Tartine De Contrebasse (FR)

Translated from French

Acoustic descriptions swarming with microscopic details, discreet odes to invisible environments in the most beautiful japanese ambient style, so delicate, tribute to the elements in a restrained sonic diversity… That’s how I perceive the electronic magic of Illuha, duet from the Land of the Rising Sun between the native Tomoyoshi Date and the American-born Corey Fuller, that embraced for a long time the japanese culture under all its angles. Before we talk about his first solo long play for 12k interesting us today, it seemed necessary to me to replace the artist particularly in Illuha, that had for me a deep influence on my way to listen and appreciate ambient music still now. Without holding forth the fact that Fuller and Date released among the last things really worthy of interest until today in 2014 for 12k, with their sublime Akari and next to the not less solar Solstøv by Pjusk, the extensive sense of detail exposed by the two musicians through their last work only matched the subtlety they used to invite dozens of aural sources to cohabit in balance in a yet pretty narrow space. A mute poem telling the story of fragments of light briefly uncovering the hidden richness of the interstices, before meeting the dark forever.

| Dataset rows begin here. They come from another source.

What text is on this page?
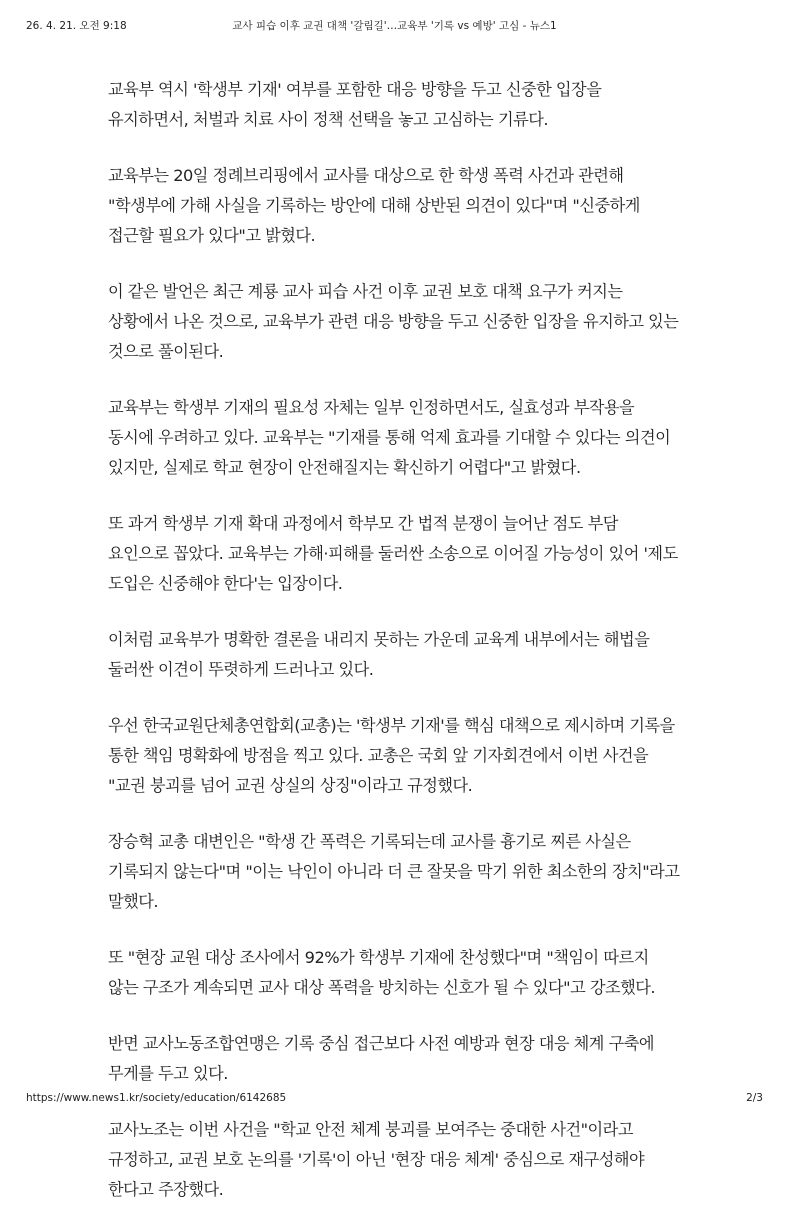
26. 4. 21. 오전 9:18	교사 피습 이후 교권 대책 '갈림길'…교육부 '기록 vs 예방' 고심 - 뉴스1

교육부 역시 '학생부 기재' 여부를 포함한 대응 방향을 두고 신중한 입장을 유지하면서, 처벌과 치료 사이 정책 선택을 놓고 고심하는 기류다.

교육부는 20일 정례브리핑에서 교사를 대상으로 한 학생 폭력 사건과 관련해 "학생부에 가해 사실을 기록하는 방안에 대해 상반된 의견이 있다"며 "신중하게 접근할 필요가 있다"고 밝혔다.

이 같은 발언은 최근 계룡 교사 피습 사건 이후 교권 보호 대책 요구가 커지는 상황에서 나온 것으로, 교육부가 관련 대응 방향을 두고 신중한 입장을 유지하고 있는 것으로 풀이된다.

교육부는 학생부 기재의 필요성 자체는 일부 인정하면서도, 실효성과 부작용을 동시에 우려하고 있다. 교육부는 "기재를 통해 억제 효과를 기대할 수 있다는 의견이 있지만, 실제로 학교 현장이 안전해질지는 확신하기 어렵다"고 밝혔다.

또 과거 학생부 기재 확대 과정에서 학부모 간 법적 분쟁이 늘어난 점도 부담 요인으로 꼽았다. 교육부는 가해·피해를 둘러싼 소송으로 이어질 가능성이 있어 '제도 도입은 신중해야 한다'는 입장이다.

이처럼 교육부가 명확한 결론을 내리지 못하는 가운데 교육계 내부에서는 해법을 둘러싼 이견이 뚜렷하게 드러나고 있다.

우선 한국교원단체총연합회(교총)는 '학생부 기재'를 핵심 대책으로 제시하며 기록을 통한 책임 명확화에 방점을 찍고 있다. 교총은 국회 앞 기자회견에서 이번 사건을 "교권 붕괴를 넘어 교권 상실의 상징"이라고 규정했다.

장승혁 교총 대변인은 "학생 간 폭력은 기록되는데 교사를 흉기로 찌른 사실은 기록되지 않는다"며 "이는 낙인이 아니라 더 큰 잘못을 막기 위한 최소한의 장치"라고 말했다.

또 "현장 교원 대상 조사에서 92%가 학생부 기재에 찬성했다"며 "책임이 따르지 않는 구조가 계속되면 교사 대상 폭력을 방치하는 신호가 될 수 있다"고 강조했다.

반면 교사노동조합연맹은 기록 중심 접근보다 사전 예방과 현장 대응 체계 구축에 무게를 두고 있다.

교사노조는 이번 사건을 "학교 안전 체계 붕괴를 보여주는 중대한 사건"이라고 규정하고, 교권 보호 논의를 '기록'이 아닌 '현장 대응 체계' 중심으로 재구성해야 한다고 주장했다.

https://www.news1.kr/society/education/6142685	2/3
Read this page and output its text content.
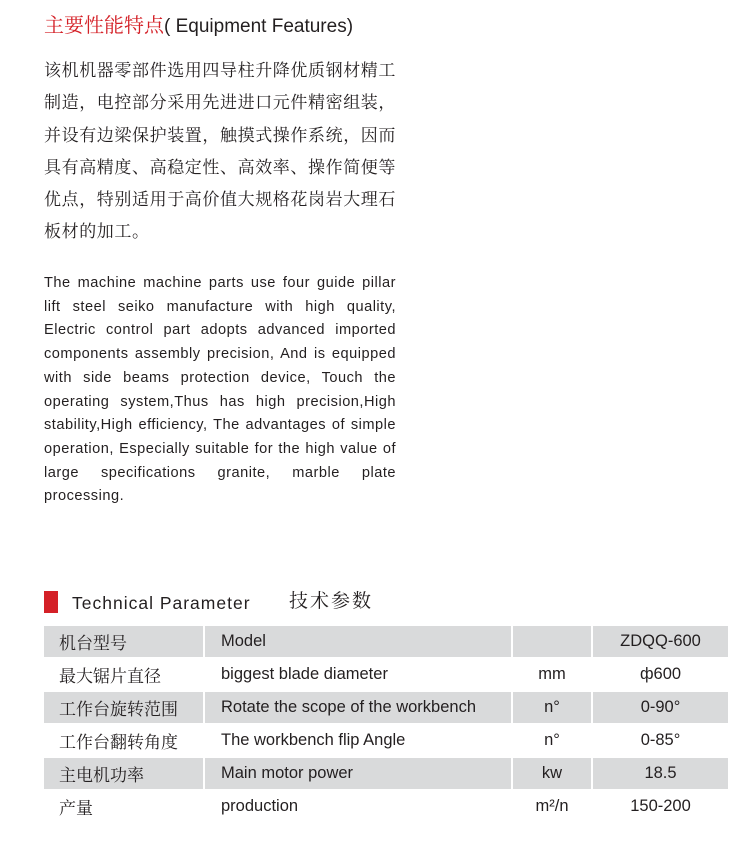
主要性能特点( Equipment Features)

该机机器零部件选用四导柱升降优质钢材精工制造，电控部分采用先进进口元件精密组装，并设有边梁保护装置，触摸式操作系统，因而具有高精度、高稳定性、高效率、操作简便等优点，特别适用于高价值大规格花岗岩大理石板材的加工。

The machine machine parts use four guide pillar lift steel seiko manufacture with high quality, Electric control part adopts advanced imported components assembly precision, And is equipped with side beams protection device, Touch the operating system,Thus has high precision,High stability,High efficiency, The advantages of simple operation, Especially suitable for the high value of large specifications granite, marble plate processing.

Technical Parameter 技术参数
机台型号	Model		ZDQQ-600
最大锯片直径	biggest blade diameter	mm	ф600
工作台旋转范围	Rotate the scope of the workbench	n°	0-90°
工作台翻转角度	The workbench flip Angle	n°	0-85°
主电机功率	Main motor power	kw	18.5
产量	production	m²/n	150-200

Corey Fuller seems to partially take his inspiration from this concept, but at a larger scale in Break, with a surprising accuracy and elegance. And I do not tell that about the artist but the label, whose golden days date back to almost five years, and from which I personally didn’t expect anything more since ; thanks for proving me wrong Taylor Deupree. And how can we better interpret the light and its transience than recording a piano and all its flaws that we often want to silence ? The fullness of the notes translates the purity of the sun, but the cracks of the hammers and the action of the fingers on the keys remind that the aseptic beauty we imagine is first born from the real world and its quirks. With a hint of intellectual dishonesty, I picture Break as the wise kid of Dropped Pianos by Tim Hecker and Tiento de la Luz by Thomas Köner, mixing the expiatory stochasticity of the first and the comforting quasi-perfection of an other world of the second. Add on this a deep sense of melody constantly fighting against the time seeking to erase it in its flaking textures and ephemereal harmonies, and you will get a splendid manifesto about the turbulent transitions of existence.

A constant dialogue between serene threnodies on a calm sea and tumultuous desires of elsewhere towards misty horizons (Look Into the Heart of Light, the Silence), between polyhertzian storms flaying the gates of the soul and blinding cathartic arpeggios taking back to the surface (Seiche), between memories weighed down by the dust of the years and sufferings partially eluded but entirely felt nonetheless (Illvi∂ri). A will to experience the past again to better free ourselves from it, through tracks of universal feelings never explained but always implied ; the punctual presence of voices and noises of our daily life remind that Man is tacitly at the center of the album, but that he doesn’t need to have the exclusivity of the place. And Break suggests in the end to go forward by expiating the loads that prevent us to make our own way towards the skies from which its aura arises, lifting us up to the zenith and transfixing us with light arrows bringing the heart back to the life he deserves rather than the one he endures.

Complex but sensitive, volatile but precious, Break reconnects with the 12k releases we loved, those where aerial sonic layers knew they had to keep a tight link with the earth that saw them grow, those where all the elements coexist without thinking one of them is worthier than the others. Those of an unstable organic harmony captured for just a few instants, and then given to the audience in a digital eternity without losing their meaning. Corey Fuller understood that, and even if Lamentations or A Hymn for the Broken might fall a bit too much in the pathos, it won’t be enough to tarnish the surprise he offers us in the beginning of this year with a very moving work more than commendable.